Duplicating a tag line or a snippet of text is not going to result in a duplicate content problem; a page should be evaluated by looking at the ratio of unique content to duplicate content. There is no hard and fast rule for this but a good ‘rule of thumb’ is to keep the majority of the content on a page unique.
There are instances where it is a requirement to have chunks of identical text such as disclaimers, or legal information present on multiple pages. Google are fairly adept at identifying this type of content. Another factor is the total volume of content on a page; a page with very little content, a high percentage of which is not unique, will typically have less than value than a page with more content or a better ratio.

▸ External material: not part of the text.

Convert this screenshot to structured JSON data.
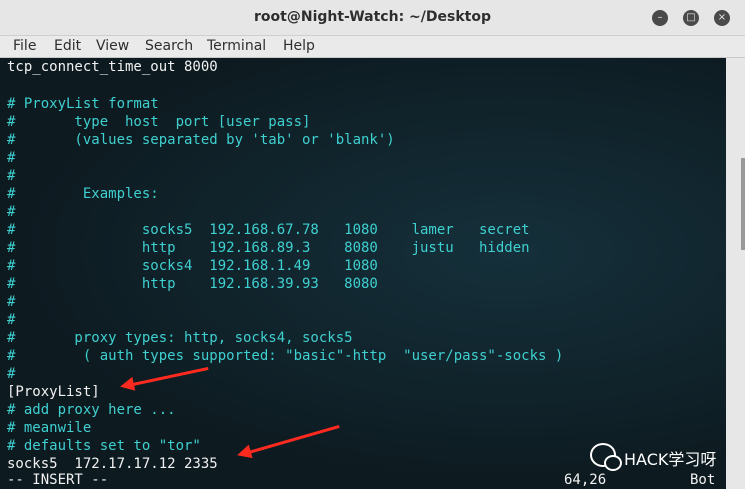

The impact of having your content duplicated within your website is that your content may be devalued by Google, this will affect your ability to rank for the target keyword/s. Google will typically only serve unique content within the SERPs so if you have the same content on multiple pages Google will only serve one of these within the SERPs.

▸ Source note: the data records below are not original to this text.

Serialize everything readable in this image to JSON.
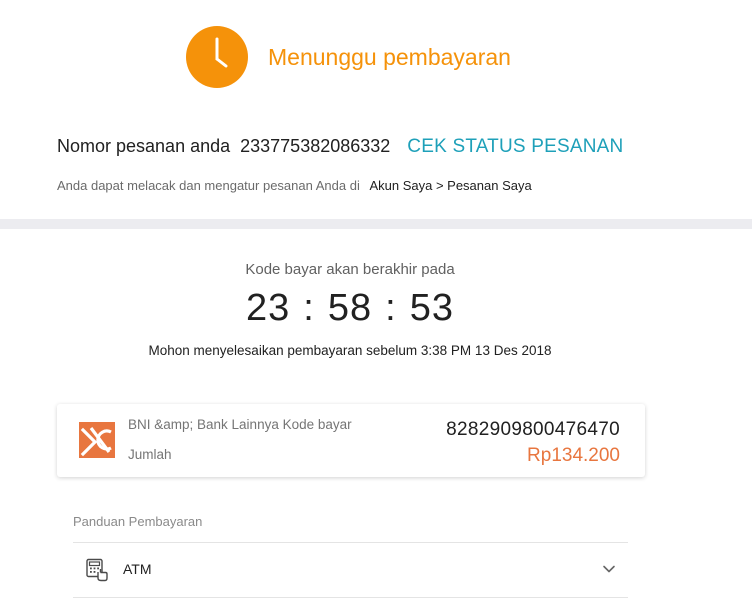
{
  "status": {
    "title": "Menunggu pembayaran",
    "icon": "clock-icon",
    "color": "#f5920a"
  },
  "order": {
    "label": "Nomor pesanan anda",
    "number": "233775382086332",
    "check_link": "CEK STATUS PESANAN"
  },
  "track": {
    "text": "Anda dapat melacak dan mengatur pesanan Anda di",
    "link": "Akun Saya > Pesanan Saya"
  },
  "timer": {
    "label": "Kode bayar akan berakhir pada",
    "hours": "23",
    "minutes": "58",
    "seconds": "53",
    "separator": ":",
    "deadline_text": "Mohon menyelesaikan pembayaran sebelum 3:38 PM 13 Des 2018"
  },
  "payment": {
    "bank_logo": "bni-logo-icon",
    "code_label": "BNI &amp; Bank Lainnya Kode bayar",
    "amount_label": "Jumlah",
    "code_value": "8282909800476470",
    "amount_value": "Rp134.200",
    "accent_color": "#e8763f"
  },
  "guide": {
    "title": "Panduan Pembayaran",
    "items": [
      {
        "label": "ATM",
        "icon": "atm-icon"
      }
    ]
  },
  "colors": {
    "link": "#1ea0b9",
    "divider": "#ececf0"
  }
}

One of the more unique components of our SEO Tools is how our machine learning algorithms assess and categorise internal content duplication… We assess how much content is considered to be unique on each page; we identify legal disclaimers and repeated sales messages throughout a site and create a score of how unique your content.
For example, if you have a legal disclaimer, a top and side menu and a footer on each page; Raptor will evaluate how much of the remaining content is unique, this score is represented by a percentage.

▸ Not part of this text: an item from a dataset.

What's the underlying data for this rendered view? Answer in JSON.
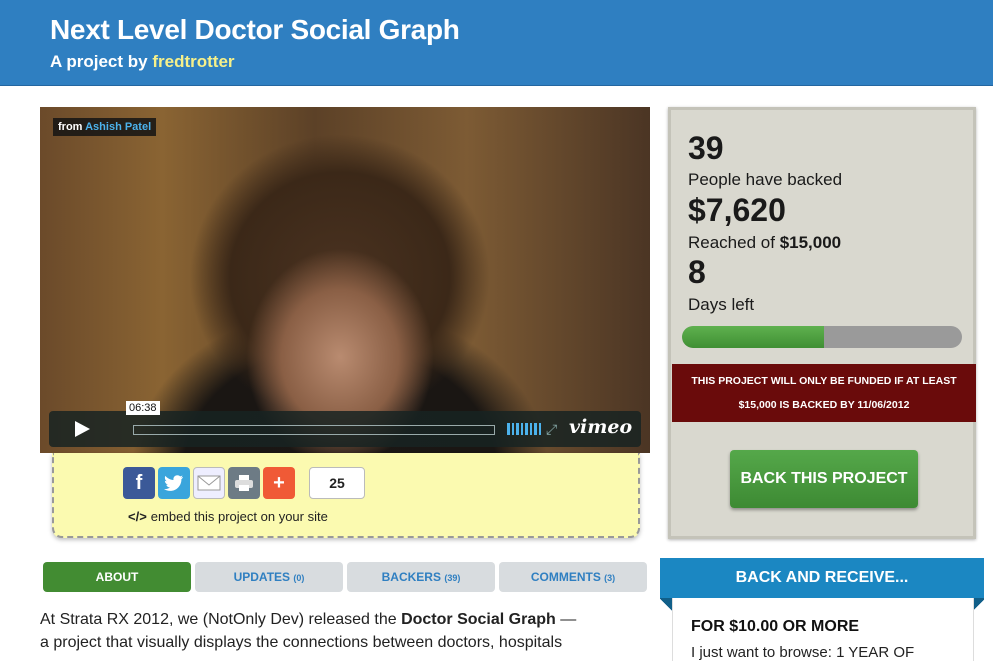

Problems can arise where content thin pages with fewer than say 200 words of unique content, sits on a page with 150 words of duplicated content. This would create low percentage, in this example the page in question would contain only 57% unique content, with just 200 words.
As such we provide you with a breakdown of your content, how unique each page is, and this can help to identify problem areas. Although typically we refer to duplicate content as being, Page-A is a duplicate of Page-B, Google can devalue content even if it not an exact duplicate but broadly very similar to another page.
There are really only three ways to resolve this issue; all of the options are preferable to leaving duplicate content on the site.
The first solution is to remove the duplicate and / or replace it with unique content. This is the ideal solution but also requires the most work. This is because it will increase the value of the content and thus the potential to rank for target keywords.
Use our content analysis tool to assess how unique your internal website content is, in contrast to other pages on your site. This can provide a range of recommendations designed to help improve your on-page content strategy.
This is a topic mentioned in greater detail in another article specific to canonical tags but for the purpose of this article; adding a canonical tag to every page of the site (following the guide above) will prevent most duplicate content issues on any site.
This solution will resolve the issue but will not allow the duplicate page to rank for the content posted on it. It will however pass on any authority that the page may have to the canonical page.
If dedicated paid search landing pages are being used on a site, ensuring that they are not indexed.
There are two on-site ways to remove content from Google’s index:
- NOINDEX meta Tag
- Disallow from Robots.txt
Both of these options are discussed in greater depth in separate articles on Canonical Tags, Rel Tags, Meta Tags & HTML Code & Robots. For more information on how to implement these solutions please refer to the articles linked above.
Controlling the URL’s from which your site & pages can be accessed prevents the potential impact from duplicate content issues.